SUPERZAPPER RECHARGE

There's also Sensible Soccer. I doubt if swapping the names of two players to make a "transfer" had any real-game effect, but when I was losing in a tourney throwing (manager) Cruyff in always worked. Maybe it was all just placebo. Maybe it was just Cruyff.
posted by ersatz at 12:56 PM on September 9, 2009


vicx: "But its been all PC since the mid 90's.
[...]
Consoles are what a gamer plays to relax."

DISPUTE.
posted by JHarris at 1:33 PM on September 9, 2009


I never owned a Dreamcast, but I have fever dream memories of watching my friends play a game called EGG for hours. It was a bizarre action-adventure-RPG with a 16-bit Square feel. And, possibly, hand-painted watercolor graphics. Totally awesome. Check it out if you can.
posted by naju at 2:30 PM on September 9, 2009


Ah, here's a gameplay video.
posted by naju at 2:34 PM on September 9, 2009


94 comments and nobody's mentioned Bomberman Online? Third-best version ever, behind Bomberman Live on XBLA and Saturn Bomberman.
posted by box at 2:49 PM on September 9, 2009 [1 favorite]

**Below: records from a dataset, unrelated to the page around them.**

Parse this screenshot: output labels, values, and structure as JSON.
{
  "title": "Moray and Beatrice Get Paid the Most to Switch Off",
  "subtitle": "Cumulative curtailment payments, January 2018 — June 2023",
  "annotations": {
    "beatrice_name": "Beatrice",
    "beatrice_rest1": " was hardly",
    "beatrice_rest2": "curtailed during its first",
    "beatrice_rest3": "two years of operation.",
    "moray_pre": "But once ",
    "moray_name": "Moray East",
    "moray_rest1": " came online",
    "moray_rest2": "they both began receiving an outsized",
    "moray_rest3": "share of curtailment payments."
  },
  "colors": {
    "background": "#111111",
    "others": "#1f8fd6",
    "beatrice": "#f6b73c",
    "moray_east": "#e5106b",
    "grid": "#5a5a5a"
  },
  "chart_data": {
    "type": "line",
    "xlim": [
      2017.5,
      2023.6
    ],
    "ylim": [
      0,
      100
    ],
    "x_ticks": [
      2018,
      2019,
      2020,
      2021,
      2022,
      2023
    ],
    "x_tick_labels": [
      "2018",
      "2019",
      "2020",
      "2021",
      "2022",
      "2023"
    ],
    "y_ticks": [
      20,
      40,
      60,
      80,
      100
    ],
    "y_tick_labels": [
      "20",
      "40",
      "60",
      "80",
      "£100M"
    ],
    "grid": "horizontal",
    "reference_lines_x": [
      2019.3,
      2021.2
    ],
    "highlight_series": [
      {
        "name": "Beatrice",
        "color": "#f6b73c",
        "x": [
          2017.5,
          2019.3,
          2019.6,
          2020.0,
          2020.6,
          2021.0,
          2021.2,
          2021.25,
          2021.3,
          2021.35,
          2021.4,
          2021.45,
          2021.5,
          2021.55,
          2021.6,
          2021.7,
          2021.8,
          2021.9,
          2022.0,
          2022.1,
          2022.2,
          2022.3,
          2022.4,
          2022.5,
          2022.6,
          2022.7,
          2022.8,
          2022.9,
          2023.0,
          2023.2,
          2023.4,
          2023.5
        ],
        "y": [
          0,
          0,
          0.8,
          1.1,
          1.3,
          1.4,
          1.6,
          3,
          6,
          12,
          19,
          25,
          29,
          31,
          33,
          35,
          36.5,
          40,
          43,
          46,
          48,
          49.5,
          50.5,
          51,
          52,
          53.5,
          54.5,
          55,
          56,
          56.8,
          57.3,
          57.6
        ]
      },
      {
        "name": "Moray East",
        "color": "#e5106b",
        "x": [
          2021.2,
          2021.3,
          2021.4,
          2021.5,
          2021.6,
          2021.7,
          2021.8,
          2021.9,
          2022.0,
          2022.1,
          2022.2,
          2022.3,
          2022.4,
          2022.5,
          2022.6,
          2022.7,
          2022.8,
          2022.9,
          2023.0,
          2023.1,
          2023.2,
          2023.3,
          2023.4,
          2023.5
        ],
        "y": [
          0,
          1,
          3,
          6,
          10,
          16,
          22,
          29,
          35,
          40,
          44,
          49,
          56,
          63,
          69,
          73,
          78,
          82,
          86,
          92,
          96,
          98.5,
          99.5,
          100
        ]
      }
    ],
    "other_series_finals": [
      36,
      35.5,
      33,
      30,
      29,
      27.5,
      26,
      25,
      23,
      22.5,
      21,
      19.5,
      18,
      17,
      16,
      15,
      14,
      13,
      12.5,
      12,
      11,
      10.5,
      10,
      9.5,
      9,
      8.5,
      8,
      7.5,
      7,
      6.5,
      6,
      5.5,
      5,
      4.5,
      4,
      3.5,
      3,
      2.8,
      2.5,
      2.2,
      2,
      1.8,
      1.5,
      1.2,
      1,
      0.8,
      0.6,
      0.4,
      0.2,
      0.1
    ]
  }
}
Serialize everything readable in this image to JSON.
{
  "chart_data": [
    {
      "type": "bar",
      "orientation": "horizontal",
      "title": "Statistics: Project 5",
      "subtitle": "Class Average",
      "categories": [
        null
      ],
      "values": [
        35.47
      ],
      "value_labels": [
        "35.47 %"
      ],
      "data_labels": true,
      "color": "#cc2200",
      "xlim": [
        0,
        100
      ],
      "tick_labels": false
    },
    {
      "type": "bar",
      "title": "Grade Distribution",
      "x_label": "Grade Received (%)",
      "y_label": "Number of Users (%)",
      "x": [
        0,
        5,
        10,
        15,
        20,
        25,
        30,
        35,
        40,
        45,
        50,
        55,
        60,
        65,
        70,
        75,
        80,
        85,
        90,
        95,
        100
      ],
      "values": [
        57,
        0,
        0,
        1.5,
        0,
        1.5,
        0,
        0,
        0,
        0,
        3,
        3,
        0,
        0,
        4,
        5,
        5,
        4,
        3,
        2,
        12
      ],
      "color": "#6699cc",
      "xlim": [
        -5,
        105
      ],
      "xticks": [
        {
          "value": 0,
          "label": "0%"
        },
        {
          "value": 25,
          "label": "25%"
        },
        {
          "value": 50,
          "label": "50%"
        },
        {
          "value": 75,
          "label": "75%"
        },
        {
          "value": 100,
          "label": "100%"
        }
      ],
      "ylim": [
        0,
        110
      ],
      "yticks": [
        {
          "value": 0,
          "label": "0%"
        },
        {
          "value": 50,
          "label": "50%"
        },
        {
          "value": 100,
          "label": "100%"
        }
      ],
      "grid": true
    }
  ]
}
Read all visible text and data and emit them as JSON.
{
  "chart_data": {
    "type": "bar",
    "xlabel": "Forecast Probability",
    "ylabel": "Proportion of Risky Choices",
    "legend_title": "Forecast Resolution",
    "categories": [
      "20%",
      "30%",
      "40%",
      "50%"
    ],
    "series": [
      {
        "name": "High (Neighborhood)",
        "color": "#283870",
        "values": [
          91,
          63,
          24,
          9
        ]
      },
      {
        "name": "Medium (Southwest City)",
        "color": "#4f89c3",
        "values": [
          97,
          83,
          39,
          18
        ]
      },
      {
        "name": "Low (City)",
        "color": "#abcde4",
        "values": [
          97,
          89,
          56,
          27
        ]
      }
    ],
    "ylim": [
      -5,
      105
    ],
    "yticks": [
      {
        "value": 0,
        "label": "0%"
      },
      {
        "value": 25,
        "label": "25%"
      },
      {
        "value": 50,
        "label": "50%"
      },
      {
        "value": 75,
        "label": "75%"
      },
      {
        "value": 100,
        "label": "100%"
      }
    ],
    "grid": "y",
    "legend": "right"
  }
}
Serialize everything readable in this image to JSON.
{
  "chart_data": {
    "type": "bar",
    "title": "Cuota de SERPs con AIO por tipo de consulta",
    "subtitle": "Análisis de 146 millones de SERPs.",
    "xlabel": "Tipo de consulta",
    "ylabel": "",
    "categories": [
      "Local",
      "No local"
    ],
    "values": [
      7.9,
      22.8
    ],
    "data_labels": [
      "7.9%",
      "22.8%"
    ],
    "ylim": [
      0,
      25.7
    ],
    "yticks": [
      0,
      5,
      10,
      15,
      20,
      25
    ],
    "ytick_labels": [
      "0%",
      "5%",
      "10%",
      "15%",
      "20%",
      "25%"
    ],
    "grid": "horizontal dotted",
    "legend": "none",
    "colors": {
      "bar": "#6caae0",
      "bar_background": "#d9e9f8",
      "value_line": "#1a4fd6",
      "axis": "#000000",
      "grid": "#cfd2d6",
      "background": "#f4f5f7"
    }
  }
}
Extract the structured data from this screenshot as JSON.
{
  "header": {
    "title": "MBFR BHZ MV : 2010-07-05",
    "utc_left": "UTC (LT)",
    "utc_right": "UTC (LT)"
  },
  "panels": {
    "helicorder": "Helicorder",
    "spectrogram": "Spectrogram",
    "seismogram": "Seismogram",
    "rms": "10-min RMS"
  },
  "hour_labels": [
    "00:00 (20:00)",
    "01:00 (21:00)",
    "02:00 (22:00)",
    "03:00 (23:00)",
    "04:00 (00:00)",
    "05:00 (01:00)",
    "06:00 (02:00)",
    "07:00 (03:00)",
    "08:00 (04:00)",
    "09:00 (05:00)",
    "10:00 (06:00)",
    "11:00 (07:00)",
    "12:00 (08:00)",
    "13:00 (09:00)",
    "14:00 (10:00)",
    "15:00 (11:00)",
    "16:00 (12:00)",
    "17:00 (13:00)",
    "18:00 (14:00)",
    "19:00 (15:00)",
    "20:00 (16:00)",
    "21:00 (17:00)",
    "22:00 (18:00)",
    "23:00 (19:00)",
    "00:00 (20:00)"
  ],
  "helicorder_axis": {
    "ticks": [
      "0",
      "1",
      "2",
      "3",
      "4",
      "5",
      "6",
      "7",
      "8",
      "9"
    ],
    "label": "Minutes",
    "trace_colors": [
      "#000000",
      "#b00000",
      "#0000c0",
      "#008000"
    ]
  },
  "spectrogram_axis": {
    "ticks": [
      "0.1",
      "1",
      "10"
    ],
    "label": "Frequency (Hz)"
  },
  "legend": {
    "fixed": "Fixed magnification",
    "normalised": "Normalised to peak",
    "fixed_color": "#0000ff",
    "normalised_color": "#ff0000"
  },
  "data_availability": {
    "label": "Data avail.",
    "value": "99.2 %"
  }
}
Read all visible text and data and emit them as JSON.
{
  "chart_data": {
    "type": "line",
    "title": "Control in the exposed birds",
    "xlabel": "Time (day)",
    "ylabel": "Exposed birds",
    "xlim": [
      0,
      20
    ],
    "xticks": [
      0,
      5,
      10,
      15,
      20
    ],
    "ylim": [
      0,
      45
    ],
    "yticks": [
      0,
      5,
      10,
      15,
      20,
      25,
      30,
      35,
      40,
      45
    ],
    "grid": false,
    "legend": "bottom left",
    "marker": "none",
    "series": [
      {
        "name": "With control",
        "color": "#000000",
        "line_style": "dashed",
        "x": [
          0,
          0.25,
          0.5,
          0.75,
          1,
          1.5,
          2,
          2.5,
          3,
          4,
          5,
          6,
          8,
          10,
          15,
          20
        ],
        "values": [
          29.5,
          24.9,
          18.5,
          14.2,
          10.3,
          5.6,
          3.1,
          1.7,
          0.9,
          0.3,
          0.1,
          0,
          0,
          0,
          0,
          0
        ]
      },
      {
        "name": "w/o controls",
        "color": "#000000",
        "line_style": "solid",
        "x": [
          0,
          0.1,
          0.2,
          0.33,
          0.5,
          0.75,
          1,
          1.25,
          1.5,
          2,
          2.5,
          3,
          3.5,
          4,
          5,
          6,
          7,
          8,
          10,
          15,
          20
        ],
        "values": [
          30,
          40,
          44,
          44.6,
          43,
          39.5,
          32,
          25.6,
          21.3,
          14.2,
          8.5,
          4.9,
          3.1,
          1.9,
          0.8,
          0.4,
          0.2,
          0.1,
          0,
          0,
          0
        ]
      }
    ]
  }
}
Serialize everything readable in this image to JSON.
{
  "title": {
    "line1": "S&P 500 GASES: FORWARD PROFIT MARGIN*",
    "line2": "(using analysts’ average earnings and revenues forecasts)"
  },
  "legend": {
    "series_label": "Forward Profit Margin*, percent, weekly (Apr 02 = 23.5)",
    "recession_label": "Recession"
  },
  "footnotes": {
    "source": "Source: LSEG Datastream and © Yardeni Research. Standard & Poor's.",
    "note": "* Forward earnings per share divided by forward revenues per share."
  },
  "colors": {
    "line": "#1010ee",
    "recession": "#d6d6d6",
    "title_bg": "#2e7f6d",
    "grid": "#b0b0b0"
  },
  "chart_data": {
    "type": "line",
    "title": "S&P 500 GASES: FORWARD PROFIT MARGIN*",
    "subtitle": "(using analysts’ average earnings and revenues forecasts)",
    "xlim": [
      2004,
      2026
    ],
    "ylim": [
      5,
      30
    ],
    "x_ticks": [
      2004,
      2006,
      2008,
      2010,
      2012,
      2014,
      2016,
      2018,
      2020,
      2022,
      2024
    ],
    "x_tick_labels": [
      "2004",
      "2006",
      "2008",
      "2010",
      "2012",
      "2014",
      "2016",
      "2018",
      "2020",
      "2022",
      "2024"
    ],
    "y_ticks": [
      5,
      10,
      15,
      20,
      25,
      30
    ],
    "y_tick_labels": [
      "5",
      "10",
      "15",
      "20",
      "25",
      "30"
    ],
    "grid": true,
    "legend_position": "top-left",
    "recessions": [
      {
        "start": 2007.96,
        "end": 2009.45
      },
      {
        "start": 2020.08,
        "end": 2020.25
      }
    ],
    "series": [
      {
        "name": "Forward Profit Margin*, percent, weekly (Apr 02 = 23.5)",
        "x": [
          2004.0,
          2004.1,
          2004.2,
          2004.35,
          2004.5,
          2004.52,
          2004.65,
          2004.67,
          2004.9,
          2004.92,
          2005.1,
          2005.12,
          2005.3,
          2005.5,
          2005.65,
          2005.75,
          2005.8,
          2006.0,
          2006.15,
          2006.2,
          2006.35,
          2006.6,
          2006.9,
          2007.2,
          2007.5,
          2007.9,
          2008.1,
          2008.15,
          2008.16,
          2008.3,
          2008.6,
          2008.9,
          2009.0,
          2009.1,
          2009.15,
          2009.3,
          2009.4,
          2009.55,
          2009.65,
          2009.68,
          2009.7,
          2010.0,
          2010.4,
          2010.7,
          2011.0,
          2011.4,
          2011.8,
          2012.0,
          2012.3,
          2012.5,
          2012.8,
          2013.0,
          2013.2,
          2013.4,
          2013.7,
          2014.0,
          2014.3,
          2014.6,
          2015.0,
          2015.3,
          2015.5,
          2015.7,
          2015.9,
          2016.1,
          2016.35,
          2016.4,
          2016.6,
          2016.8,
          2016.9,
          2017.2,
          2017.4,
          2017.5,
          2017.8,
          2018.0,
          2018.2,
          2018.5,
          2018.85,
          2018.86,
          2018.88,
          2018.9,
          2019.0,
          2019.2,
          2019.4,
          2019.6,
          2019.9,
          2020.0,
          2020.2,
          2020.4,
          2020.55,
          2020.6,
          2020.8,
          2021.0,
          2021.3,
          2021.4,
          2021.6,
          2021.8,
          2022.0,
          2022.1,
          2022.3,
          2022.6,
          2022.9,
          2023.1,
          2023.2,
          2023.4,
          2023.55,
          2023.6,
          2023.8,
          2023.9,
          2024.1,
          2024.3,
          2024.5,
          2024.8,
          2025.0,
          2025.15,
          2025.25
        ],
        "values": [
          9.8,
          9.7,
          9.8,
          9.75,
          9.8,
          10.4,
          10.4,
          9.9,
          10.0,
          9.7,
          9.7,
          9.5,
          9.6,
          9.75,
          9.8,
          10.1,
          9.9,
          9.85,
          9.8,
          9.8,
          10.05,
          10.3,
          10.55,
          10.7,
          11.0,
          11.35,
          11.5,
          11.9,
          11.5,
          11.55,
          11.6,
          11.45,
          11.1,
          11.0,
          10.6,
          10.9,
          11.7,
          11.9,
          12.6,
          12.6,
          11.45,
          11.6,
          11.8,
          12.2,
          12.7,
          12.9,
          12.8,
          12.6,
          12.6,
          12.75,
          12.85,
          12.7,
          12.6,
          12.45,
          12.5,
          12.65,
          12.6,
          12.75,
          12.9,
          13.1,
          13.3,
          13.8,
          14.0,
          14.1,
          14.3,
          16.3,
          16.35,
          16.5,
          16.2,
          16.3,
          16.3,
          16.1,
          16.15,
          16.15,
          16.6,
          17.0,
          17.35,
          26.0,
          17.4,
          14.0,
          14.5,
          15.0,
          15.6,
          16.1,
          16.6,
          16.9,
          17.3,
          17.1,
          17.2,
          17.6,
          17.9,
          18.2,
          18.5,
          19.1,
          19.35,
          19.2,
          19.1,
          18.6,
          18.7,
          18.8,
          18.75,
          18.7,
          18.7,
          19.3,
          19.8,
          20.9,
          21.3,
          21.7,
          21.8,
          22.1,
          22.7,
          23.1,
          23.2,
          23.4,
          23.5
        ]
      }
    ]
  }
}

You raced RC cars through museums and toy stores, over rooftops, you name it. One of the cars you unlocked was a hilariously impossible-to-drive shopping cart. This game should have had songs written about it, it ruled so very much.

I think I might have tried that, but it was no Micro Machines. Micro Machines was awesome fun.
posted by Artw at 3:25 PM on September 9, 2009


I played Skies of Arcadia on the Gamecube and it was one of the best games I've ever played. And Soul Calibur was fucking awesome, even if we never could get the cheat codes that changed the color of Sophitia's panties to work.
posted by NoraReed at 4:16 PM on September 9, 2009


JHarris is entirely correct.
posted by SPrintF at 8:17 PM on September 9, 2009


Rez, Ikaruga, and chip-less piracy, are the things I remember the DreamCast for.

Also the only console louder than a 360, which is coincidentally, the best console to play Rez and Ikuraga on.

Fortunately both games work best with the sound cranked.
posted by inpHilltr8r at 12:46 AM on September 10, 2009


We put in Soul Calibur a couple nights ago for old times' sake. It's just as I remembered it. What a great game. I don't even like fighting games, but I like that one.